Cumartesi günü protesto gösterilerinin başlaması üzerine, emniyet yetkilileri tarafından yapılan açıklamada Duggan'ın polise ateş açması sonrası vurulduğu söylenmişti.
Görgü tanıkları Duggan'ın polise ateş etmediğini iddia etmişler ve emniyeti proteso etmişlerdi.
Tüm şehre yayılan şiddet olayları cumartesi günkü protesto gösterisi sonrasında başlamıştı.
Bu arada 3. gününü dolduran Londra olayları ilk kurbanını aldı.
Polis olaylar sırasında araba içinde vurulmuş olarak bulunan 26 yaşındaki bir kişinin hastanede öldüğünü açıkladı. Ancak ayrıntı vermedi.
Bu arada, Başbakan David Cameron, kanun ve nizamın tesisi için ne gerekiyorsa yapacaklarını söyledi.
Tatilini yarıda keserek dün gece Londra'ya dönen Cameron, sabah güvenlik kabinesini topladı.
Bazı bakanlar, polis ve istihbarat yetkililerinin katıldığı toplantıdan sonra açıklama yapan Cameron, olaylara karışanların cezasız kalmayacağını, dün gece 6 bin polis memurunun görev yaptığı Londra'da bu gece 16 bin memurun görevlendirileceğini belirtti.
Başbakan ayrıca parlamentonun Perşembe günü olağanüstü toplanacağını açıkladı.
Olaylar, dört çocuk babası 29 yaşındaki bir siyahın polis tarafından öldürülmesini protesto için yapılan eylemin kontrolden çıkmasıyla başlamıştı.
Ülke genelinde 525'den fazla kişinin gözaltına alındığı belirtiliyor.
Dün gece Londra'nın yanı sıra Birmingham, Liverpool, Nottingham ve Bristol'da çok sayıda araç ve işyeri ateşe verildi, mağazalar yağmalandı.
Türkiye'den göçmenlerin yoğun olarak yaşadığı bir semtte, Türklerle Kürtlerin dükkanlarını yağmalamaya çalışan kalabalığı püskürttükleri görüldü.
Olaylar nedeniyle bazı yollar trafiğe kapanırken, İngiltere ve Hollanda arasında Çarşamba günü oynanması planlanan futbol karşılaşması ertelendi.
Kentin birçok noktasında, saldırı endişesiyle dükkanlar kapalı kaldı.
Birmingham kent merkezinde bir grup gencin vitrinlerine saldırdığı haberleri gelince bölgeye polis sevkedildi.
Kentte polis karakolunun kundaklandığı, Manchester'da bazı otomobillerin yakalandığı, Liverpool'da da maskeli gençlerin dükkanları yağmaladığı haber veriliyor.
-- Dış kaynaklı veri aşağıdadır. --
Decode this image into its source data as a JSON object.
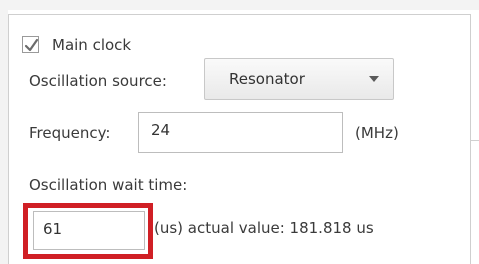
{
  "main_clock": {
    "checkbox_checked": true,
    "label": "Main clock"
  },
  "oscillation_source": {
    "label": "Oscillation source:",
    "selected": "Resonator"
  },
  "frequency": {
    "label": "Frequency:",
    "value": "24",
    "unit": "(MHz)"
  },
  "oscillation_wait_time": {
    "label": "Oscillation wait time:",
    "value": "61",
    "actual_text": "(us) actual value: 181.818 us"
  },
  "colors": {
    "highlight": "#d01f25"
  }
}
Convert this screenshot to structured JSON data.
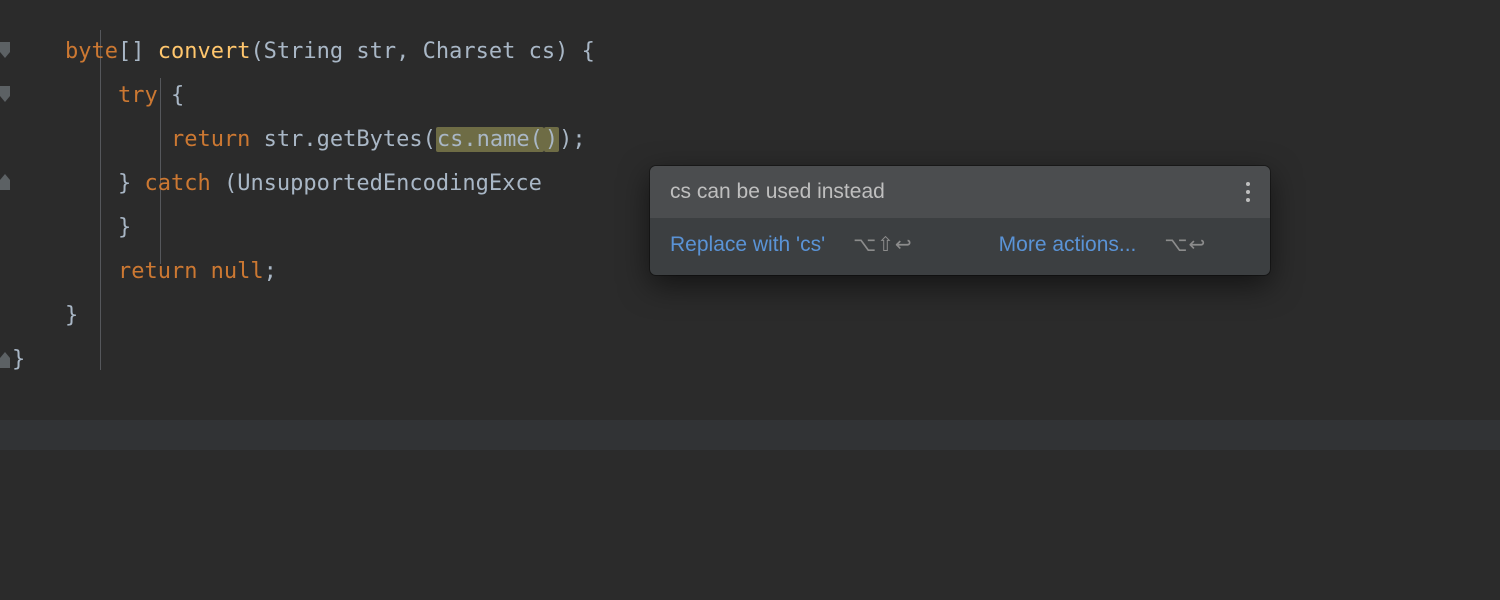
{
  "code": {
    "line1": {
      "t0": "    ",
      "kw1": "byte",
      "br": "[] ",
      "fn": "convert",
      "rest": "(String str, Charset cs) {"
    },
    "line2": {
      "indent": "        ",
      "kw": "try",
      "rest": " {"
    },
    "line3": {
      "indent": "            ",
      "kw": "return",
      "pre": " str.getBytes(",
      "hl1": "cs.name(",
      "hl2": ")",
      "post": ");"
    },
    "line4": {
      "indent": "        ",
      "close": "} ",
      "kw": "catch",
      "rest": " (UnsupportedEncodingExce"
    },
    "line5": {
      "indent": "",
      "text": ""
    },
    "line6": {
      "indent": "        ",
      "text": "}"
    },
    "line7": {
      "indent": "        ",
      "kw": "return null",
      "semi": ";"
    },
    "line8": {
      "indent": "    ",
      "text": "}"
    },
    "line9": {
      "indent": "",
      "text": "}"
    }
  },
  "popup": {
    "title": "cs can be used instead",
    "primary_action": "Replace with 'cs'",
    "primary_shortcut": "⌥⇧↩",
    "secondary_action": "More actions...",
    "secondary_shortcut": "⌥↩"
  }
}
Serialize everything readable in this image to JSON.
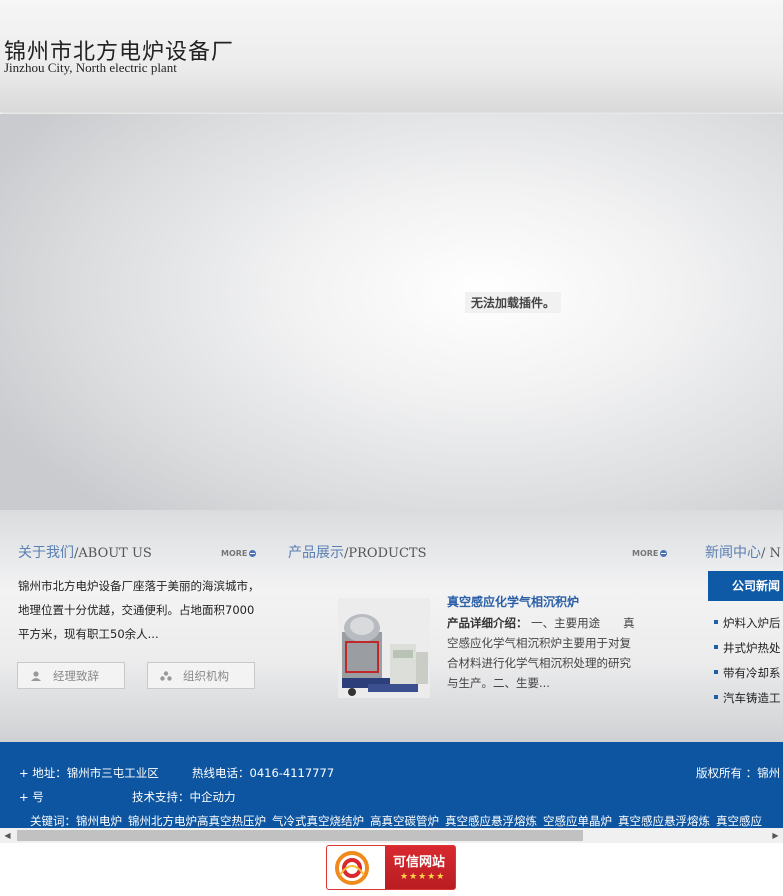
{
  "header": {
    "logo_cn": "锦州市北方电炉设备厂",
    "logo_en": "Jinzhou City, North electric plant"
  },
  "banner": {
    "plugin_message": "无法加载插件。"
  },
  "about": {
    "title_cn": "关于我们",
    "title_en": "/ABOUT US",
    "more": "MORE",
    "text": "锦州市北方电炉设备厂座落于美丽的海滨城市，地理位置十分优越，交通便利。占地面积7000平方米，现有职工50余人...",
    "buttons": [
      "经理致辞",
      "组织机构"
    ]
  },
  "products": {
    "title_cn": "产品展示",
    "title_en": "/PRODUCTS",
    "more": "MORE",
    "name": "真空感应化学气相沉积炉",
    "desc_label": "产品详细介绍：",
    "desc": "一、主要用途　　真空感应化学气相沉积炉主要用于对复合材料进行化学气相沉积处理的研究与生产。二、生要..."
  },
  "news": {
    "title_cn": "新闻中心",
    "title_en": "/ N",
    "tab": "公司新闻",
    "items": [
      "炉料入炉后",
      "井式炉热处",
      "带有冷却系",
      "汽车铸造工"
    ]
  },
  "footer": {
    "address": "+ 地址：锦州市三屯工业区",
    "hotline": "热线电话：0416-4117777",
    "copyright": "版权所有 ：锦州",
    "icp": "+ 号",
    "support": "技术支持：中企动力",
    "keywords_label": "关键词：",
    "keywords": [
      "锦州电炉",
      "锦州北方电炉高真空热压炉",
      "气冷式真空烧结炉",
      "高真空碳管炉",
      "真空感应悬浮熔炼",
      "空感应单晶炉",
      "真空感应悬浮熔炼",
      "真空感应"
    ]
  },
  "badge": {
    "text": "可信网站",
    "stars": "★★★★★"
  },
  "colors": {
    "accent": "#0d55a0",
    "title_blue": "#5a7fb3",
    "product_link": "#2a5fa8"
  }
}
Bristol'da ise yaklaşık 150 kişilik bir grubun olay çıkardığı bildirildi.
İngiltere medyasında yer alan bazı yorumlarda polis ve siyasetçilerin etkisiz kaldığı ve sokakları çetelere terk etttiği öne sürülüyor. Önde gelen gazeteler, yağma ve kundaklama olaylarını "Orman kanunu" başlığıyla duyurdu.
Independent, ''Londra alevler altındayken'' polisin ve siyasetçilerin acz içinde olduklarını, isyanların da yayıldığını kaydetti.
Times ise ''polis sokaklara teslim oldu'' dedi.
Daily Telegraph olayları ''çetelerin sonraki hedefinin ne olacağını kimsenin bilmediği bir gerilla savaşı''na benzetti.
Independent yazarı Paul Wallely, 1980'lerde Londra ve diğer kentlerde yaşanan siyah ayaklanmasıyla son olayların özünde polisin siyahlara yönelik tavrına ilişkin algılamaların bulunduğunu yazdı ve ''polisin aşırı güç kullanarak olayları kışkırttığı ve olaylara hazırlıksız yakalandığı'' eleştirilerine hedef olduğunu anımsattı.
Yazar, " Ayaklanmaların çoğunlukla kentlerin yoksul kesimlerinde, sosyal yabancılaşmanın, işsizliğin özellikle gençler arasında yaygın olduğu yerlerde yaşandığına'' dikkat çekti.
Hükümet yetkilileri ise, son olaylarla siyah gencin öldürülmesi arasında bir bağlantı olmadığını, suç çetelerinin bunu fırsata dönüştürdüğünü söylüyor.